Personnalité reconnue de l'IA et chercheur, Gary Marcus a répété mercredi 22 novembre ce qu'il avait dit au début de cette aventure hors norme, à savoir que cela "rappelle une évidence: on ne peut pas charger la tech de s'auto-réguler".

Dans un entretien en mars au site d'information GZero sur l'IA, Larry Summers s'était montré critique à l'égard des "politiques de restriction (...) qui limitent les bénéfices que nous pouvons retirer de ces technologies ou qui les ralentissent".

"Confiance en l'éthique de Sam"

"En général, il vaut mieux laisser pousser le plus de fleurs possible plutôt que d'en faire trop avec des restrictions", avait-il insisté.

De nombreux observateurs s'inquiètent du développement débridé de l'IA générative, des dommages qu'elle pourrait occasionner en matière de désinformation et de suppressions d'emplois.

"Le côté non lucratif n'a plus aucun pouvoir" au sein d'OpenAI à l'issue de la saga qu'a connue la compagnie, a dénoncé Ed Zitron, patron de l'agence de relations publiques EZPR, spécialisée dans le secteur technologique. "C'est un coup de force. Vraiment triste, quand on y pense", a-t-il posté sur X.
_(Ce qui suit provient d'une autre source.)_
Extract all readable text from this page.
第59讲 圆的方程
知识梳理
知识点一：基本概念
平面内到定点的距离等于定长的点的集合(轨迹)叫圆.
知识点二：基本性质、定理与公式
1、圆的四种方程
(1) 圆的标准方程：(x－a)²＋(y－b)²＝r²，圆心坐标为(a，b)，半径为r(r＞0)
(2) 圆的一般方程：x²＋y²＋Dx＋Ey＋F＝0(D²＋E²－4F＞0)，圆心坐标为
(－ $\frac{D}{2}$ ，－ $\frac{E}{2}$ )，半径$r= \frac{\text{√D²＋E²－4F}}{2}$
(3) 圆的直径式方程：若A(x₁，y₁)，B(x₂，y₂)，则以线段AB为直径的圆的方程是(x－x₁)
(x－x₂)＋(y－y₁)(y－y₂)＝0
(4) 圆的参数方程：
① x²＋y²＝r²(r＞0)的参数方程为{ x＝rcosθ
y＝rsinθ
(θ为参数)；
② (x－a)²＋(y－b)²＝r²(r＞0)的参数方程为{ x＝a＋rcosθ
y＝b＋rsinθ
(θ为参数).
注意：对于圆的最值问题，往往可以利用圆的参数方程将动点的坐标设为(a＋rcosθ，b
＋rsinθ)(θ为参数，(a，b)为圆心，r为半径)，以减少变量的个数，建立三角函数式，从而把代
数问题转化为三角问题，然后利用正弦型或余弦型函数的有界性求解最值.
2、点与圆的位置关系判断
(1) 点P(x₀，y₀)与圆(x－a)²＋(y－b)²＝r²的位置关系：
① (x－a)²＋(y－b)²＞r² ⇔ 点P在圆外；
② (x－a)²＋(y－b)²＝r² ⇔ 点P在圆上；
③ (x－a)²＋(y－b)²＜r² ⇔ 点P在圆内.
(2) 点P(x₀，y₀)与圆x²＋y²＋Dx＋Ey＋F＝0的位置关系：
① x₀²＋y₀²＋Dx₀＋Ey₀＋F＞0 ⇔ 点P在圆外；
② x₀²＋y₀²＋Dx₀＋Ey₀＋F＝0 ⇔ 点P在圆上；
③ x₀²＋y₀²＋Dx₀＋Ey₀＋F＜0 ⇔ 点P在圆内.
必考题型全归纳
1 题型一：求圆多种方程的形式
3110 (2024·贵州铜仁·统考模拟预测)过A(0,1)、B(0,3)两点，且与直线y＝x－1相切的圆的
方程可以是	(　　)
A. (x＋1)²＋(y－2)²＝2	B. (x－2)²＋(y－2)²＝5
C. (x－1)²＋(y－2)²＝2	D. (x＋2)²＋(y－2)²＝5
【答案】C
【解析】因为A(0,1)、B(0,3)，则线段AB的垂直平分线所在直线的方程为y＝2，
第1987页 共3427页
"J'ai confiance dans le sens de l'éthique de Sam et dans son intégrité pour trouver l'équilibre entre les intérêts de chacun", a commenté pour sa part Vinod Khosla, fondateur de la société de capital-investissement Khosla Ventures, actionnaire d'OpenAI.

"La société soumet désormais les programmes et l'intelligence artificielle à des exigences supérieures" sur le plan moral, estimait Bret Taylor en 2022. "Et tous ceux qui développent de l'IA aujourd'hui sont favorables" à intégrer "l'éthique et la transparence" dans leurs travaux, faisait-il valoir.